I think those roadside crosses are selfish, and if they exist more than a year, they make me angry all out of proportion to the scale of the thing.

They interupt my enjoyment of what might otherwise be nature's beauty (for where I live, they are usually found along long stretches of highway bordering farmland or woods.)

Horses. Yes. Horses are good.

Thank you for your post!

Sandy said...

In the past few years, we see more road side memorials up here, too. When I was a kid, the white crosses along the mountain roads out west bothered me.
I wonder if it all started here when Lady Di died? That was the first time I can think of that flowers were left on the sidewalk.

Floridacracker said...

You hit the nail on the head in your closing paragraphs. Teens carry their feelings and emotions on the outside and most of these are a manifestation of that. It's very much a kid thing.

It's best when it's very temporary. Too many become permanent shabby shrines.

ReluctantChickenFarmer said...

Nice post Laura,
Great photo. Love to see the horses too. At least there is some of that still in NJ.

Unfortunately, I pass this spot twice daily on the way to and from work. On the first day following the accident, the road was still strewn with broken glass and rubber gloves and the remnants of the tragedy. As I drove over the spot I felt a bit uneasy and sad that such young people had to die there and in that way. Really terrible. Really tragic. I am sure that their parents are broken. I guess people feel the need to express their grief by erecting these memorials on the spot were the victims passed. I can't say that I agree with them. Seems kinda morbid, although it does remind other drivers to take it easy. It does sometimes actually make driving conditions worse by adding to driver distraction.

A whole school and a community learned a hard lesson last week. A lesson in the frailty of this human "container". People who have never experienced the grief and helplessness of the loss of a loved one for themselves are ill equipped to handle it when it happens. Those of us who have, have been given a unique "gift".

Rurality said...

Those memorials are really fairly recent here... there never were any when I was growing up. Politicians here have discussed making them illegal, since people have had accidents while paying more attention to the memorials than to the road!

Pam in Tucson said...

Just a bit of history. From an intro. to the Roadside Crosses of New Mexico Oral History Project. "The purpose of the project was to bring a deeper awareness of the Spanish descanso or roadside cross tradition to the citizens of New Mexico, by documenting the historical origins, the contemporary cultural history, and the geographical locations of descansos in New Mexico.

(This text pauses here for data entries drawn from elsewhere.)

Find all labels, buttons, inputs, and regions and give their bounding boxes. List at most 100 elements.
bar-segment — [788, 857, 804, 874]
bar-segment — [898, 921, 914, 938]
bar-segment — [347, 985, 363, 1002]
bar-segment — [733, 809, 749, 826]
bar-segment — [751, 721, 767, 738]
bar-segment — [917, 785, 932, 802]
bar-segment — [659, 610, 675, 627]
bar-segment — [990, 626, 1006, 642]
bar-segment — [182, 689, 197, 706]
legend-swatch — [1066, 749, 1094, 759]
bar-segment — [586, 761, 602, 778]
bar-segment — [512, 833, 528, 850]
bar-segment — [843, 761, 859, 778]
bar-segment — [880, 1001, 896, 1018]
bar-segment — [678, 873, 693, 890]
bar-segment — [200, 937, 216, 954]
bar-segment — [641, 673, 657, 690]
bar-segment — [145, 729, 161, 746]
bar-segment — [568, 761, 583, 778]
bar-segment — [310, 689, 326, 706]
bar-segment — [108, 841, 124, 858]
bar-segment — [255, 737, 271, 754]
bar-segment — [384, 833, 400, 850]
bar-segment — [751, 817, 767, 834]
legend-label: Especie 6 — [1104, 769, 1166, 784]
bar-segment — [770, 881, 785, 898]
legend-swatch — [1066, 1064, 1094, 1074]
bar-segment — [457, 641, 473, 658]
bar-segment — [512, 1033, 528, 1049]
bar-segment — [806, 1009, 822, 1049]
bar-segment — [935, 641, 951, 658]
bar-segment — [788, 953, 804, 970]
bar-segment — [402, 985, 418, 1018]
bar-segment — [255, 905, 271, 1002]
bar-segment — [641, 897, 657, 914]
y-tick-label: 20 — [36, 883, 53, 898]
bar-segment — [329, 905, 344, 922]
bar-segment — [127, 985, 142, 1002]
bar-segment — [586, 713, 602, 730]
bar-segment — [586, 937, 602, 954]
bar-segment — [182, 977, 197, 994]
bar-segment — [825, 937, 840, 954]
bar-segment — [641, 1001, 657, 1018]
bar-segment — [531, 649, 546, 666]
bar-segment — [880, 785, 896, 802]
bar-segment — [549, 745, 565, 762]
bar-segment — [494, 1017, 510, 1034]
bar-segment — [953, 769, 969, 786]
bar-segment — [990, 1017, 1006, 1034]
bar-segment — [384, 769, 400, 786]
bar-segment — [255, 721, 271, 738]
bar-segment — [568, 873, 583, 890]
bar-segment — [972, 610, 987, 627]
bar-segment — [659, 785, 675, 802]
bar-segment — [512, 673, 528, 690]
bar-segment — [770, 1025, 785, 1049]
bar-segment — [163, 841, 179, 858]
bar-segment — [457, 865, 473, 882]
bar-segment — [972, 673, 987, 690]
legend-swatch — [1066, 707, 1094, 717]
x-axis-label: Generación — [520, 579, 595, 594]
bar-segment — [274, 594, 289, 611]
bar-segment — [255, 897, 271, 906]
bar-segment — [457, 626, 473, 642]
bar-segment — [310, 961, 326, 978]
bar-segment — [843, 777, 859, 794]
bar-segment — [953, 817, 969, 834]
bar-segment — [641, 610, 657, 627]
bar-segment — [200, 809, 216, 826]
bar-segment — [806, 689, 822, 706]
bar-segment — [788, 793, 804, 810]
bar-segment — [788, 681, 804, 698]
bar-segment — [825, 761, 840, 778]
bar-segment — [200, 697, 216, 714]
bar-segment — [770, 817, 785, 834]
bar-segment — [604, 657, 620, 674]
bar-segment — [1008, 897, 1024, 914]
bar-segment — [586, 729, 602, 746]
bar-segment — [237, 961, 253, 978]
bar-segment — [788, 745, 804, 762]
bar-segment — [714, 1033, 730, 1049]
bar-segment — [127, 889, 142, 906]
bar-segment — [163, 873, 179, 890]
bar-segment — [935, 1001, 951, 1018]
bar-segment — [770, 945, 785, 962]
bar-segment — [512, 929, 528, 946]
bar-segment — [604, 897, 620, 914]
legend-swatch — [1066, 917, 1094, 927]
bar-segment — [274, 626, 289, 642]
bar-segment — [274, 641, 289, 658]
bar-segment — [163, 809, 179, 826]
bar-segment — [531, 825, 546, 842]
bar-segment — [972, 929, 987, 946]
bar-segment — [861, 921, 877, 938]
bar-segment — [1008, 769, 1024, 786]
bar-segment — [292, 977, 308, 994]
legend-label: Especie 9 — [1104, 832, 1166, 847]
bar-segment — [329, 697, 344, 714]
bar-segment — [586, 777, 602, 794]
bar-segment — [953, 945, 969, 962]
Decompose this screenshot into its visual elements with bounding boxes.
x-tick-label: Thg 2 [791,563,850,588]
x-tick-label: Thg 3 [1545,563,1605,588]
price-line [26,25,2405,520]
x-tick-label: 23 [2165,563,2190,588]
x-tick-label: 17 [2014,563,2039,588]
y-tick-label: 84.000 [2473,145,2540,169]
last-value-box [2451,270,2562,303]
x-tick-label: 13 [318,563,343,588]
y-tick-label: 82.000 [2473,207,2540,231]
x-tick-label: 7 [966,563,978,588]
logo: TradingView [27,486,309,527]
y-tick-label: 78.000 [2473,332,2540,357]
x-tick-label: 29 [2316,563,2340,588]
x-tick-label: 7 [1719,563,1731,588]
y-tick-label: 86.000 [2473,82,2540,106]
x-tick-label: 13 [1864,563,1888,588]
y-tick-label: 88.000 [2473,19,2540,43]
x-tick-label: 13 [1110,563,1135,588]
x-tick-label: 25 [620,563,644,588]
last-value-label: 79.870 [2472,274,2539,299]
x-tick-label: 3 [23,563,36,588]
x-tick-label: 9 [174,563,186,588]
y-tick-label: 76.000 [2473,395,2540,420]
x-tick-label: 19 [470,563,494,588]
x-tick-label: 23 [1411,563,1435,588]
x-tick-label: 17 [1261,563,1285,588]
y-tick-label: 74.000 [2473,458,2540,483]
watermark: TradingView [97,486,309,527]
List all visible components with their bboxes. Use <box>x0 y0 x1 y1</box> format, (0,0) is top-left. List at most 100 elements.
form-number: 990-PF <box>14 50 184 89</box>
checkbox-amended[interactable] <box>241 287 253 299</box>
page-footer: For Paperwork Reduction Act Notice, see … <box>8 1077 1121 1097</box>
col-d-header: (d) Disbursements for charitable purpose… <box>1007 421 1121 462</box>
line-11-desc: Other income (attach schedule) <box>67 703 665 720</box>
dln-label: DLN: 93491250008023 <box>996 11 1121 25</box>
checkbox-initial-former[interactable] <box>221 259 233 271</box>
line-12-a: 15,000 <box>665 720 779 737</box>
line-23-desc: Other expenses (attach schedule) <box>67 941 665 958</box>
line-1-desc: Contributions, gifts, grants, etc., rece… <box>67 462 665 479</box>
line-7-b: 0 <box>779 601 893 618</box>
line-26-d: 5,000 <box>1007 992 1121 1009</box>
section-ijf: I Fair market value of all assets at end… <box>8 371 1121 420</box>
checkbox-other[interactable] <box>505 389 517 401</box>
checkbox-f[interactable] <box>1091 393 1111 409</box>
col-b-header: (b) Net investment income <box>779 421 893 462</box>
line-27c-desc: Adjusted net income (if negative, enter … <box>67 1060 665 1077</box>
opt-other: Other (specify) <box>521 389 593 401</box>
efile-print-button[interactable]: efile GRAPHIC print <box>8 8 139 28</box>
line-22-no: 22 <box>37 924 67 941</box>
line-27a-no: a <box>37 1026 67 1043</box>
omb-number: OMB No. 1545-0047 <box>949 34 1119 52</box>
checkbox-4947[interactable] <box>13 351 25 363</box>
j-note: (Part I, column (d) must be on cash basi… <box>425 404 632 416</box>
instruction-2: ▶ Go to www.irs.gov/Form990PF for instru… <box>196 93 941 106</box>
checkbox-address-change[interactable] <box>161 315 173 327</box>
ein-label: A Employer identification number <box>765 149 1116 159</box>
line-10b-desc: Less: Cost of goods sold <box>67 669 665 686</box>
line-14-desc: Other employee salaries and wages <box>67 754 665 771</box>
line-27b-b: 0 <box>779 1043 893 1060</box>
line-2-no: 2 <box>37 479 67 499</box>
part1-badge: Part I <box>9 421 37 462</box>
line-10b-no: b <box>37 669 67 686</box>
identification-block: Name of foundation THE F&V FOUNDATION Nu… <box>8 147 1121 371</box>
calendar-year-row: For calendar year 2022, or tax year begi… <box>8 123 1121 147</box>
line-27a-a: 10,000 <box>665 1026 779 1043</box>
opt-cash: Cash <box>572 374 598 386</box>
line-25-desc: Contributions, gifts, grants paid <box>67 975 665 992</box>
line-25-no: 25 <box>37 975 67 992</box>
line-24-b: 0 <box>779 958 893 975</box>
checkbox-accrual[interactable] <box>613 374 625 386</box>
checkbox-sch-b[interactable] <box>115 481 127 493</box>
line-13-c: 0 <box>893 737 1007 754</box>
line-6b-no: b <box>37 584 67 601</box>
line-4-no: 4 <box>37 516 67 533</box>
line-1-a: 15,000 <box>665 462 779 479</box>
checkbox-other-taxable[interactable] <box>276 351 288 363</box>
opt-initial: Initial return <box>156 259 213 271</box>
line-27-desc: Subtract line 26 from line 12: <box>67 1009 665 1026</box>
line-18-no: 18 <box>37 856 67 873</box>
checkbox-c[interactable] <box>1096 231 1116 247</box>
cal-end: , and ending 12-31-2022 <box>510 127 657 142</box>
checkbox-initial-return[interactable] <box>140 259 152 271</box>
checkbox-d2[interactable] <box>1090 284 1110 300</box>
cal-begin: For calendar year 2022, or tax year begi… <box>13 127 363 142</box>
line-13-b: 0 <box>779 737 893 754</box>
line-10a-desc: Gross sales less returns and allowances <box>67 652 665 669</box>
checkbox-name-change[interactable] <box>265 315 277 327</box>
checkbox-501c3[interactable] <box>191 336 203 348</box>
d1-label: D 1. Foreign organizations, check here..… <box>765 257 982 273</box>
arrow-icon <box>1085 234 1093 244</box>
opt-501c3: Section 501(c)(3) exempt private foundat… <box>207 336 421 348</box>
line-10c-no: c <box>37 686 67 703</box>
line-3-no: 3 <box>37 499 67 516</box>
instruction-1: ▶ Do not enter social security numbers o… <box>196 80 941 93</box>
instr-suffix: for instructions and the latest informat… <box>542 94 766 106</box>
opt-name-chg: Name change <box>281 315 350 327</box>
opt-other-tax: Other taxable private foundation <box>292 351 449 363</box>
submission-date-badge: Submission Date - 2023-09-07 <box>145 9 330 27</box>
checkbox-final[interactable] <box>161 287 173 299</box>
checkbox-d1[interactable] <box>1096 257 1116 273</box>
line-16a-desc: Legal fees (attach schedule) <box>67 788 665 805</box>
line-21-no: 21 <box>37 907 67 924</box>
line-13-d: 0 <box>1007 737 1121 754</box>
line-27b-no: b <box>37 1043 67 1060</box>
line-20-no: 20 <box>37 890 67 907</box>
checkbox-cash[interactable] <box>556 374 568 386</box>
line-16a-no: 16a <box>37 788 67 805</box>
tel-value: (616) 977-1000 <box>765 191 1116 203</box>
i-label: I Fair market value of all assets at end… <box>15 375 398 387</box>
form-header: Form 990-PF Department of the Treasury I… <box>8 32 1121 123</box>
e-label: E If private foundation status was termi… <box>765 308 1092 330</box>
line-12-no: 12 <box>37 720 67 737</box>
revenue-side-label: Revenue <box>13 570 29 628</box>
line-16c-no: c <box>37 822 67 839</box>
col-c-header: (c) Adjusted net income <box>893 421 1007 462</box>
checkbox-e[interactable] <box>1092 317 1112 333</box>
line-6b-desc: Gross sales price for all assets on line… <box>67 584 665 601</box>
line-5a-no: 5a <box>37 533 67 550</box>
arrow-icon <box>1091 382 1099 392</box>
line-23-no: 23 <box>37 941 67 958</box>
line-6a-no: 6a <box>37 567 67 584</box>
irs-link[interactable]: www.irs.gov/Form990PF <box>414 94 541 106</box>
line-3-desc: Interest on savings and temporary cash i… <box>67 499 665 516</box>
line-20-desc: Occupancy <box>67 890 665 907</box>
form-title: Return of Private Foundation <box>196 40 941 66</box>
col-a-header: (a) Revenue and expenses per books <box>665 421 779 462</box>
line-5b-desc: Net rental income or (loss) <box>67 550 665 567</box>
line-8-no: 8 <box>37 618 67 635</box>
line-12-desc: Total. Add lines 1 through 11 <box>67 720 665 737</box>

Traditionally, the descanso was a cross placed in the ground to mark the spot where mourners rested the coffin while on the walk from the home of the deceased person to the cemetery. With the introduction of the automobile, the tradition evolved to mark the place of death for victims of traffic or pedestrian accidents." The crosses are prevalent in southern Arizona, where I live. Some of the roadside crosses on the Tohono O'odham reservation and in the barrio and Chicano areas of Tucson are ornately decorated and very carefully tended.

LauraHinNJ said...

Thanks for the info, Pam. Interesting that they're called *descansos* because the mourners would place a cross in the spot where they rested with the coffin.